Della Irving began teaching in rural Virginia in 1875, during a break from her studies at Hampton. In 1881 Della Irving Hayden was elected principal of a school in Franklin, a position she held for nine years. In 1890, she returned to her alma mater to serve as "lady principal" at the Hampton Normal and Agricultural Institute. She was also "lady principal" of the State Normal School at Petersburg for thirteen years. In 1904, she organized the Franklin Normal and Industrial Institute, and was its principal. By 1916 Franklin had buildings and a land to run a small farm and board dozens of women students, funded mainly by donations solicited by Hayden. "I have been trying to teach my people to help themselves. It has been my heart's desire to help elevate my race," she wrote.

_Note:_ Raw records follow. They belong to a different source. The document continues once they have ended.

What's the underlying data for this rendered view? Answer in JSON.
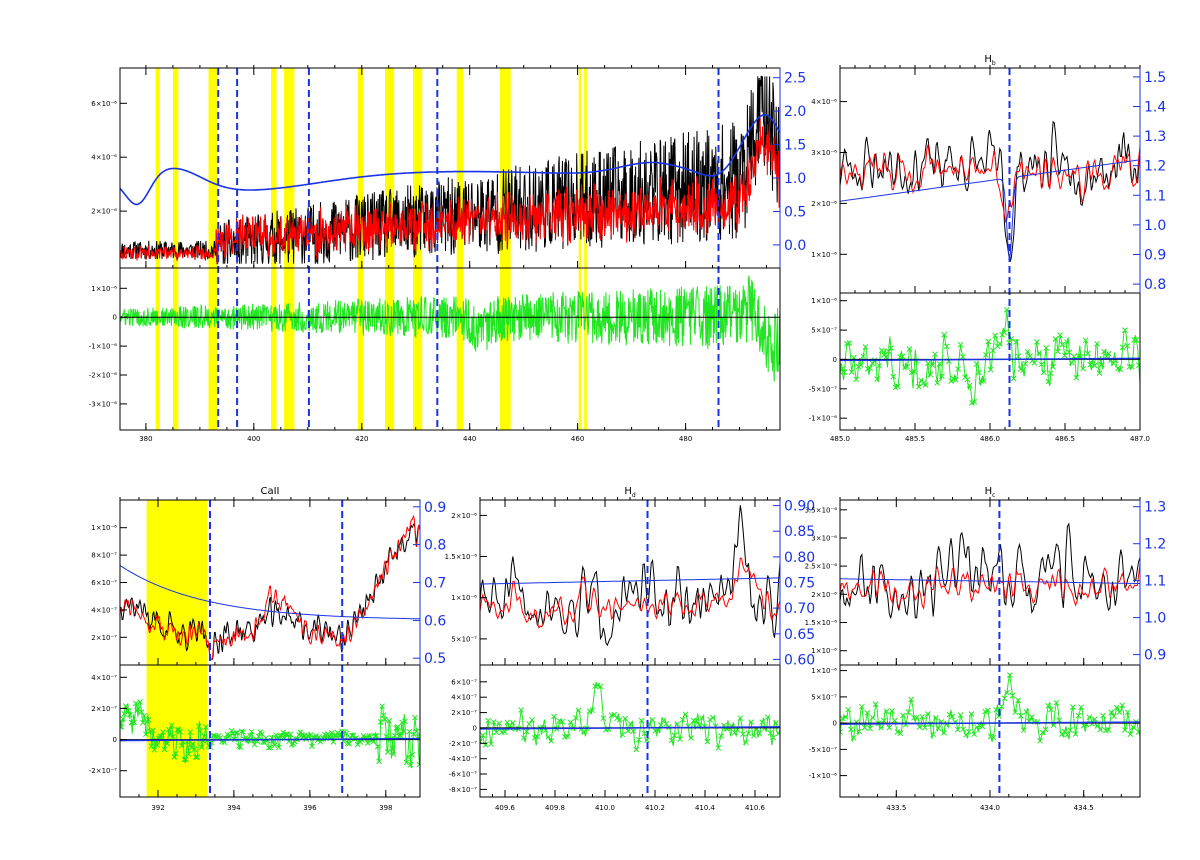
{
  "colors": {
    "observed": "#000000",
    "model": "#ff0000",
    "continuum": "#1a33e6",
    "residual": "#22e622",
    "mask": "#ffff00",
    "line_marker": "#1a33e6",
    "zero_line": "#000000"
  },
  "chart_data": [
    {
      "id": "overview",
      "type": "line",
      "title": "",
      "main_ytick_labels": [
        "2×10⁻⁶",
        "4×10⁻⁶",
        "6×10⁻⁶"
      ],
      "main_yticks": [
        2,
        4,
        6
      ],
      "main_ylim": [
        0,
        7.2
      ],
      "right_ytick_labels": [
        "0.0",
        "0.5",
        "1.0",
        "1.5",
        "2.0",
        "2.5"
      ],
      "right_ylim": [
        -0.3,
        2.6
      ],
      "resid_ytick_labels": [
        "1×10⁻⁶",
        "0",
        "-1×10⁻⁶",
        "-2×10⁻⁶",
        "-3×10⁻⁶"
      ],
      "resid_yticks": [
        1,
        0,
        -1,
        -2,
        -3
      ],
      "resid_ylim": [
        -3.8,
        1.6
      ],
      "xtick_labels": [
        "380",
        "400",
        "420",
        "440",
        "460",
        "480"
      ],
      "xticks": [
        380,
        400,
        420,
        440,
        460,
        480
      ],
      "xlim": [
        375.2,
        497.5
      ],
      "line_markers": [
        393.4,
        396.9,
        410.2,
        434.0,
        486.1
      ],
      "masked_ranges": [
        [
          381.8,
          382.6
        ],
        [
          385.0,
          386.0
        ],
        [
          391.6,
          393.2
        ],
        [
          403.2,
          404.2
        ],
        [
          405.6,
          407.5
        ],
        [
          419.3,
          420.3
        ],
        [
          424.3,
          426.0
        ],
        [
          429.5,
          431.2
        ],
        [
          437.6,
          438.8
        ],
        [
          445.6,
          447.6
        ],
        [
          460.2,
          460.7
        ],
        [
          461.2,
          461.7
        ]
      ]
    },
    {
      "id": "hb",
      "type": "line",
      "title": "H",
      "title_subscript": "b",
      "main_ytick_labels": [
        "1×10⁻⁶",
        "2×10⁻⁶",
        "3×10⁻⁶",
        "4×10⁻⁶"
      ],
      "main_yticks": [
        1,
        2,
        3,
        4
      ],
      "main_ylim": [
        0.3,
        4.6
      ],
      "right_ytick_labels": [
        "0.8",
        "0.9",
        "1.0",
        "1.1",
        "1.2",
        "1.3",
        "1.4",
        "1.5"
      ],
      "right_ylim": [
        0.78,
        1.52
      ],
      "resid_ytick_labels": [
        "1×10⁻⁶",
        "5×10⁻⁷",
        "0",
        "-5×10⁻⁷",
        "-1×10⁻⁶"
      ],
      "resid_yticks": [
        1,
        0.5,
        0,
        -0.5,
        -1
      ],
      "resid_ylim": [
        -1.15,
        1.08
      ],
      "xtick_labels": [
        "485.0",
        "485.5",
        "486.0",
        "486.5",
        "487.0"
      ],
      "xticks": [
        485.0,
        485.5,
        486.0,
        486.5,
        487.0
      ],
      "xlim": [
        485.0,
        487.0
      ],
      "line_markers": [
        486.13
      ],
      "masked_ranges": []
    },
    {
      "id": "caii",
      "type": "line",
      "title": "CaII",
      "main_ytick_labels": [
        "2×10⁻⁷",
        "4×10⁻⁷",
        "6×10⁻⁷",
        "8×10⁻⁷",
        "1×10⁻⁶"
      ],
      "main_yticks": [
        2,
        4,
        6,
        8,
        10
      ],
      "main_ylim": [
        0.2,
        11.8
      ],
      "right_ytick_labels": [
        "0.5",
        "0.6",
        "0.7",
        "0.8",
        "0.9"
      ],
      "right_ylim": [
        0.49,
        0.91
      ],
      "resid_ytick_labels": [
        "4×10⁻⁷",
        "2×10⁻⁷",
        "0",
        "-2×10⁻⁷"
      ],
      "resid_yticks": [
        4,
        2,
        0,
        -2
      ],
      "resid_ylim": [
        -3.5,
        4.6
      ],
      "xtick_labels": [
        "392",
        "394",
        "396",
        "398"
      ],
      "xticks": [
        392,
        394,
        396,
        398
      ],
      "xlim": [
        391.0,
        398.9
      ],
      "line_markers": [
        393.37,
        396.85
      ],
      "masked_ranges": [
        [
          391.7,
          393.3
        ]
      ]
    },
    {
      "id": "hd",
      "type": "line",
      "title": "H",
      "title_subscript": "d",
      "main_ytick_labels": [
        "5×10⁻⁷",
        "1×10⁻⁶",
        "1.5×10⁻⁶",
        "2×10⁻⁶"
      ],
      "main_yticks": [
        0.5,
        1.0,
        1.5,
        2.0
      ],
      "main_ylim": [
        0.22,
        2.15
      ],
      "right_ytick_labels": [
        "0.60",
        "0.65",
        "0.70",
        "0.75",
        "0.80",
        "0.85",
        "0.90"
      ],
      "right_ylim": [
        0.595,
        0.905
      ],
      "resid_ytick_labels": [
        "6×10⁻⁷",
        "4×10⁻⁷",
        "2×10⁻⁷",
        "0",
        "-2×10⁻⁷",
        "-4×10⁻⁷",
        "-6×10⁻⁷",
        "-8×10⁻⁷"
      ],
      "resid_yticks": [
        6,
        4,
        2,
        0,
        -2,
        -4,
        -6,
        -8
      ],
      "resid_ylim": [
        -8.6,
        7.8
      ],
      "xtick_labels": [
        "409.6",
        "409.8",
        "410.0",
        "410.2",
        "410.4",
        "410.6"
      ],
      "xticks": [
        409.6,
        409.8,
        410.0,
        410.2,
        410.4,
        410.6
      ],
      "xlim": [
        409.5,
        410.7
      ],
      "line_markers": [
        410.17
      ],
      "masked_ranges": []
    },
    {
      "id": "hc",
      "type": "line",
      "title": "H",
      "title_subscript": "c",
      "main_ytick_labels": [
        "1×10⁻⁶",
        "1.5×10⁻⁶",
        "2×10⁻⁶",
        "2.5×10⁻⁶",
        "3×10⁻⁶",
        "3.5×10⁻⁶"
      ],
      "main_yticks": [
        1.0,
        1.5,
        2.0,
        2.5,
        3.0,
        3.5
      ],
      "main_ylim": [
        0.8,
        3.62
      ],
      "right_ytick_labels": [
        "0.9",
        "1.0",
        "1.1",
        "1.2",
        "1.3"
      ],
      "right_ylim": [
        0.88,
        1.31
      ],
      "resid_ytick_labels": [
        "1×10⁻⁶",
        "5×10⁻⁷",
        "0",
        "-5×10⁻⁷",
        "-1×10⁻⁶"
      ],
      "resid_yticks": [
        1,
        0.5,
        0,
        -0.5,
        -1
      ],
      "resid_ylim": [
        -1.35,
        1.05
      ],
      "xtick_labels": [
        "433.5",
        "434.0",
        "434.5"
      ],
      "xticks": [
        433.5,
        434.0,
        434.5
      ],
      "xlim": [
        433.2,
        434.8
      ],
      "line_markers": [
        434.05
      ],
      "masked_ranges": []
    }
  ]
}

She led local chapters of the Women's Christian Temperance Union and the Home Missionary Society, as well as presiding over the Virginia Teachers' Temperance Union. She was active with the Young Women's Christian Association. She also held officer positions in the county's Sunday School Union.

Personal life and legacy

Della Irving married a school principal and fellow Hampton alumnus, Lindsay Hayden, in 1880; he died within a few months after their wedding. She died in 1924, aged 73 years, in the first known fatal automobile accident in Franklin. A large monument was erected in her memory at Southview Cemetery in 1927, and in 1953 Hayden High School in Franklin was named for Della I. Hayden. In 2016 Della Irving Hayden was included as one of "The 15 Most Influential People in Western Tidewater History" by Progress magazine.